Phil Gibbs - Analyst
Is the Oilfield business in the third quarter, is that a seasonally strong quarter for you?
Rick Santa - SVP, CFO, Secretary
Yes, certainly, it's kind of hard, we haven't been in the business for that many years and things were slow in 2008 and 2009 and then, yes, through the first half of 2010. And then starting in Q3 of 2010, the Oilfield Products business started to take off and that's continued.
Yvon Cariou - President, CEO
Yes, and we have the leverage of the acquisitions we made, I think, which benefit from that more now.
Rick Santa - SVP, CFO, Secretary
But the seasonality in the business tends to be more...

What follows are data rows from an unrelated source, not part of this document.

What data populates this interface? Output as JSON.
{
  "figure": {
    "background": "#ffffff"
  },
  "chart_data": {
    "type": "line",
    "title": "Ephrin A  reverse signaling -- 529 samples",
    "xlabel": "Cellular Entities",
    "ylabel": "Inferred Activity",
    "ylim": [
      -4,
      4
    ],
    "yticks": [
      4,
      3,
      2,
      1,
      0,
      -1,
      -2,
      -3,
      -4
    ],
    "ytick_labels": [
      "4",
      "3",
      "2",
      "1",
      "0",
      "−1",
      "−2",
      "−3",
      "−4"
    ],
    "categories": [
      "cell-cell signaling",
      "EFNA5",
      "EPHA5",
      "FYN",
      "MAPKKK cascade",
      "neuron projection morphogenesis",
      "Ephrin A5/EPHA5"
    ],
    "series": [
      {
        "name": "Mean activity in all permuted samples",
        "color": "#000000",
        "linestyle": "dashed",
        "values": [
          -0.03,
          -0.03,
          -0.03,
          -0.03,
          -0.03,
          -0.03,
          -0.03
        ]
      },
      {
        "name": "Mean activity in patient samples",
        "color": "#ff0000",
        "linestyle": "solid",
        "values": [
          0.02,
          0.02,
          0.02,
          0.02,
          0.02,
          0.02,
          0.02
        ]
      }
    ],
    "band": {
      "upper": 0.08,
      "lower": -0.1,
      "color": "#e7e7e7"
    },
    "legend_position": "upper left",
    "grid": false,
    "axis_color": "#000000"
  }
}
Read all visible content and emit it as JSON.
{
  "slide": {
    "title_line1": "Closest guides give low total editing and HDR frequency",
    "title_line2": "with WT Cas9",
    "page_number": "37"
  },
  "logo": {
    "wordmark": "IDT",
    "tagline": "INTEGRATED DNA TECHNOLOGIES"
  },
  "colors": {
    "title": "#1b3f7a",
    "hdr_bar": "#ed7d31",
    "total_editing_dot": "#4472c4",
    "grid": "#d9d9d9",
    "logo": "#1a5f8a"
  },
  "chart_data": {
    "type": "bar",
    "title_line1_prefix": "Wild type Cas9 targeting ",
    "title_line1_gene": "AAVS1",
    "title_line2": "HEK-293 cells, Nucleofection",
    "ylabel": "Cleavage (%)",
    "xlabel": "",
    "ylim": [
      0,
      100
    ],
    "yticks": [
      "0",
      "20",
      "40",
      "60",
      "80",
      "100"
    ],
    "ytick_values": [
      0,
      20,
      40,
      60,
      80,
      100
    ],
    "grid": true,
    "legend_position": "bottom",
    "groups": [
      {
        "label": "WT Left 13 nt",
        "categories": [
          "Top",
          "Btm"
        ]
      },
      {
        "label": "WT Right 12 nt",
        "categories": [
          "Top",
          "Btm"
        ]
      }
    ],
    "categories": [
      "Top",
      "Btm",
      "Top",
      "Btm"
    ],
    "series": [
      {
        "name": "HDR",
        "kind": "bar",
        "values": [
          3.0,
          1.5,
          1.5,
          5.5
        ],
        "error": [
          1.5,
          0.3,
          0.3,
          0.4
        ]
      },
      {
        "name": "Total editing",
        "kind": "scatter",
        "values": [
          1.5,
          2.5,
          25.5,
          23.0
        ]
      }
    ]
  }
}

Yvon Cariou - President, CEO
Q2.
Rick Santa - SVP, CFO, Secretary
Q2, if you can get into the Alberta oilfields.
Phil Gibbs - Analyst
Okay. Thanks a lot, guys. Good luck.
Yvon Cariou - President, CEO
Thanks.
Operator
(Operator Instructions) It appears there are no more questions at this time. I would like to turn the floor back over to management for closing comments.
Yvon Cariou - President, CEO
Thank you. Well, guys, we've made steady progress during the first nine months of the year and we are well ahead of the original growth forecast we gave you at the outset of 2011. Given the strength of our Company and the improving health of many of our end markets, we remain upbeat about DMC and its future. So, looking forward to talking to you next quarter. Thank you.
Operator
This concludes today's teleconference. You may disconnect your lines at this time. Thank you for your participation.